Pero para entender a ese Belushi, el documental va más hacia atrás. Busca en la infancia y en la adolescencia, en esas décadas previas a la audición de Chicago. En la familia ya no como parte de un mojón biográfico que hay que respetar a rajatabla, sino para comprender que Belushi es algo más que un actor condenado a subir hasta la cima para terminar cayendo. Belushi es la encarnación del sueño americano.

El hijo de un albanés inmigrante que atendía una hamburguesería a la que la herencia familiar parecía condenarlo.

El chico ideal para una chica de principios de los 60 como su novia y posterior esposa Judy.

El hombre que se hace a sí mismo desde el momento en que decide que su lugar está arriba de un escenario.

El que necesita armar una familia en cada lugar al que va, como una señal de pertenencia.

El triunfo del hombre común, como lo ven los espectadores, esos mismos que les abren la puerta de sus casas para que duerma lejos del mundo.

El que consigue comprarle a sus padres el rancho prototípico, sueño del inmigrante que quiere ser un americano más.

Pero también es la encarnación de la caída de ese sueño.

Las drogas y el alcohol. Y las dudas sobre el talento propio.

Y la misma industria que lo llevó a ese ascenso vertiginoso, empieza a darle la espalda ante el primer signo de un posible fracaso (películas que eran un fracaso en su concepción como se advierte en la lucha entre Belushi y Avildsen por el tono de Neighbours).

Esa huida hacia adelante lleva solo cinco años, en los que solo parece empezar a sobrevivir el mito y la muerte ronda cada vez más cerca.

Es cuando el cuerpo desaparece. Y cuando Belushi comienza a convertirse en esa marca que las nuevas generaciones no reconocerán.

A Belushi, el documental, no parece interesarle recuperar ni el cuerpo ni el mito.

Parece conformarse con la memoria, como si en ella residiera la única posibilidad de que Belushi, el actor, vuelva a ser reconocido.

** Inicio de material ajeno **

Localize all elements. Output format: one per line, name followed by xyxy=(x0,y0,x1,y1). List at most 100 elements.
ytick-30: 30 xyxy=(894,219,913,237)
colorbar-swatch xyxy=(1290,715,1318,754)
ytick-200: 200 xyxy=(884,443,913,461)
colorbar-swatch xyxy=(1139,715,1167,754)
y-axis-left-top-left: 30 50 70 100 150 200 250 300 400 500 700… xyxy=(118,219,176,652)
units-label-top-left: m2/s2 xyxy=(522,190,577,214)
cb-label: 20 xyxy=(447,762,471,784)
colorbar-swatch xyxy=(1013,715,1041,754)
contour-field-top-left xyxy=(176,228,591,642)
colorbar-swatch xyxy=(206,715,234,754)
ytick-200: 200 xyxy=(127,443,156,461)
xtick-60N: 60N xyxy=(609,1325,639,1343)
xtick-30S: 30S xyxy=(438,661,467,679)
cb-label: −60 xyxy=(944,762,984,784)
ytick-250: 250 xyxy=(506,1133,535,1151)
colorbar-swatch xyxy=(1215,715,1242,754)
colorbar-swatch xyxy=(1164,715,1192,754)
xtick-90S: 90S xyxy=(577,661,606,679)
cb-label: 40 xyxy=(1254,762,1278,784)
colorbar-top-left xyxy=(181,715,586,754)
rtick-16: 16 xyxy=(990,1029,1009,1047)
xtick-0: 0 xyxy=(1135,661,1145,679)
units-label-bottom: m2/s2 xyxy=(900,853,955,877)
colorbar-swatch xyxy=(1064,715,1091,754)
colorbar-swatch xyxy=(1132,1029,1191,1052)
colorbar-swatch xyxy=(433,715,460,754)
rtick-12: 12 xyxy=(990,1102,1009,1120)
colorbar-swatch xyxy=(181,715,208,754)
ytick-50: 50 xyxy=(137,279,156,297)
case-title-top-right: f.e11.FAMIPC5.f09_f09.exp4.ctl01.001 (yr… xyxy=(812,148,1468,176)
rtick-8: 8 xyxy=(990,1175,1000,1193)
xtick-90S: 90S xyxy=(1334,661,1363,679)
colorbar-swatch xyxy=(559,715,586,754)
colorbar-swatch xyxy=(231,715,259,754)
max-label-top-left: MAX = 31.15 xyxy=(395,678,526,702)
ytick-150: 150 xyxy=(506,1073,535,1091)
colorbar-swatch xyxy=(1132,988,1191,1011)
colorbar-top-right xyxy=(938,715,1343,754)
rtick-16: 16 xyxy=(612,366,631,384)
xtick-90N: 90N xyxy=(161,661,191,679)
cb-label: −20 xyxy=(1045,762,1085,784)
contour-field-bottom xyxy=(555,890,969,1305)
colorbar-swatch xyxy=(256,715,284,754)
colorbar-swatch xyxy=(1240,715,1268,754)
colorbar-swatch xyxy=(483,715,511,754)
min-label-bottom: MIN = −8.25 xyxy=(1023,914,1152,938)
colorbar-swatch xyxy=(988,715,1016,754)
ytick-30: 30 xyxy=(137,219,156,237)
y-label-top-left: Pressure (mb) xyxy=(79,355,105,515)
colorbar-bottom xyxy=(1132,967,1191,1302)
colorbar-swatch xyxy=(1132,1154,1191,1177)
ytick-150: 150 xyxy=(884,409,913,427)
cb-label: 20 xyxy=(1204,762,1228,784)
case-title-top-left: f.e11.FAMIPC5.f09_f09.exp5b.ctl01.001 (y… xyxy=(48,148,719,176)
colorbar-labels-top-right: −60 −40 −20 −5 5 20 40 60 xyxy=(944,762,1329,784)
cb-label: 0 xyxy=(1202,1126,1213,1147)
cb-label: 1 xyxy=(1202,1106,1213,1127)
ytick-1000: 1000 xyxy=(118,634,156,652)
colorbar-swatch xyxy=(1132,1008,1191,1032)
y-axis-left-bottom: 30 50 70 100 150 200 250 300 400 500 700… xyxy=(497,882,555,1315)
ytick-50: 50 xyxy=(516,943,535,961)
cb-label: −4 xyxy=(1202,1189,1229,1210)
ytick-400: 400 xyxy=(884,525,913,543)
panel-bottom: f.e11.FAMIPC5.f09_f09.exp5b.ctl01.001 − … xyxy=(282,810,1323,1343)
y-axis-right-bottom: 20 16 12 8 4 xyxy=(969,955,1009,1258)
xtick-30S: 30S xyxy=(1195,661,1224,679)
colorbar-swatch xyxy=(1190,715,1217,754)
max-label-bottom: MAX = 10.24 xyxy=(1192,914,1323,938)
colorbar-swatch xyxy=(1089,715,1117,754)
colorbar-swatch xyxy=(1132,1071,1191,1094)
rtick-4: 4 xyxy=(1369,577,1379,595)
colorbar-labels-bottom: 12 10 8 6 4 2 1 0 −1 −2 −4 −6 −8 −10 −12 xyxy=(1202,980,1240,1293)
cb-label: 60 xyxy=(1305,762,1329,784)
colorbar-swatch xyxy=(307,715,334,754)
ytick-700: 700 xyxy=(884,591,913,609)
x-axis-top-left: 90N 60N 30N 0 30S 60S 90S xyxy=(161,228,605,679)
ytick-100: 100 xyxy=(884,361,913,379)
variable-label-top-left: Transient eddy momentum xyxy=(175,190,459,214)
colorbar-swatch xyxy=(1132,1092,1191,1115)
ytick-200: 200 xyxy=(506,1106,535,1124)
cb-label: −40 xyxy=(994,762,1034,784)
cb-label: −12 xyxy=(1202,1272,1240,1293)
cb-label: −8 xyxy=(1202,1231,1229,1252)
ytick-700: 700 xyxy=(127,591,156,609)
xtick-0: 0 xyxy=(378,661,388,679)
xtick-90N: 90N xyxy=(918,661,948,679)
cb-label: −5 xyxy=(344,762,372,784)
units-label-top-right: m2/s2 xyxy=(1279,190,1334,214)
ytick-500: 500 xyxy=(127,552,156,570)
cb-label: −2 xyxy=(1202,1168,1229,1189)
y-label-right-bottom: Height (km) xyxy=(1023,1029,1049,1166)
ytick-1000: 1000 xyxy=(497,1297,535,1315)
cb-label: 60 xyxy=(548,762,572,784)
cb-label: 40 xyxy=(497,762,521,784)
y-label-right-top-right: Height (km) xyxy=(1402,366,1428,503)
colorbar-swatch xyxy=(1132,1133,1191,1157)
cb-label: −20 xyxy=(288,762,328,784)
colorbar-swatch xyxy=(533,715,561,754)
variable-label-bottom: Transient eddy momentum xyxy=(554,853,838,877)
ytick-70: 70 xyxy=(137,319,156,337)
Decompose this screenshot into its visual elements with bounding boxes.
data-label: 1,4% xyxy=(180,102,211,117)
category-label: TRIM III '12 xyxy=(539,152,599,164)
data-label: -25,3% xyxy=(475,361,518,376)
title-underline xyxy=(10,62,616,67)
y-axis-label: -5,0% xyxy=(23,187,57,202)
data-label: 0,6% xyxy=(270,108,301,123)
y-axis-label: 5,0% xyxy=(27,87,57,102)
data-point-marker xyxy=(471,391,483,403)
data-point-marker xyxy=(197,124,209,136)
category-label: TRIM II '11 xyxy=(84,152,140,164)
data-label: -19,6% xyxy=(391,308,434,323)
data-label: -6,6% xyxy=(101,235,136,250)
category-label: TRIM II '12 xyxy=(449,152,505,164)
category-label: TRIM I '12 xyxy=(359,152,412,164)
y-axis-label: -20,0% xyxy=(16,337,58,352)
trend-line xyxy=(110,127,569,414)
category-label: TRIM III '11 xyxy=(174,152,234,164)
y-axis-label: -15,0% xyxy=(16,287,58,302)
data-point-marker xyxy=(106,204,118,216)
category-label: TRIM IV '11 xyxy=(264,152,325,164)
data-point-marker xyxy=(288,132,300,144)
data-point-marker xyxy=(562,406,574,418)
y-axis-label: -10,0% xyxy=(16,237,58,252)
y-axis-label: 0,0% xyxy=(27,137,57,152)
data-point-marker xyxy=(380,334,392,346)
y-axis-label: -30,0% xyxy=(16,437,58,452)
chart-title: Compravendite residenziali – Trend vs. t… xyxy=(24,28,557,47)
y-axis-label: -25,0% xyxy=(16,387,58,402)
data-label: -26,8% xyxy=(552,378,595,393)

La memoria se articula entre sus cartas, que fluctúan entre el dolor y el amor más absoluto por su compañera, y que son la voz verdadera de Belushi que se quiere recobrar.

Y por el recuerdo de quienes lo conocieron. Voces identificadas con nombres que van surcando imágenes en las que Belushi vuelve a cobrar dimensión. Más que una biografía coral, lo que construye el documental es un recuerdo coral, hecho de pequeños fragmentos que van entrando en relación unos con otros. No es casual que esas voces provengan de otro proyecto, en tanto se trata de entrevistas que fueron realizadas para una biografía escrita. Lo notable es que esos mismos retazos sonoros permitan construir una obra cinematográfica, y que lo hagan con la potencia suficiente como para que su recorrido no se disocie de lo que hay en pantalla.

Belushi está muerto, nos dice el documental.

La paradoja es que también, al terminar de verlo, se comprueba que está vivo.

Belushi (Estados Unidos, 2020). Guion y dirección: R. J. Cutler. Montaje: Maris Berzins, Joe Beshenkovsky. Música: Tree Adams. Entrevistas: Chevy Chase, Bruce McGill, Dan Aykroyd, Candice Bergen, Jim Belushi. Duración: 108 minutos.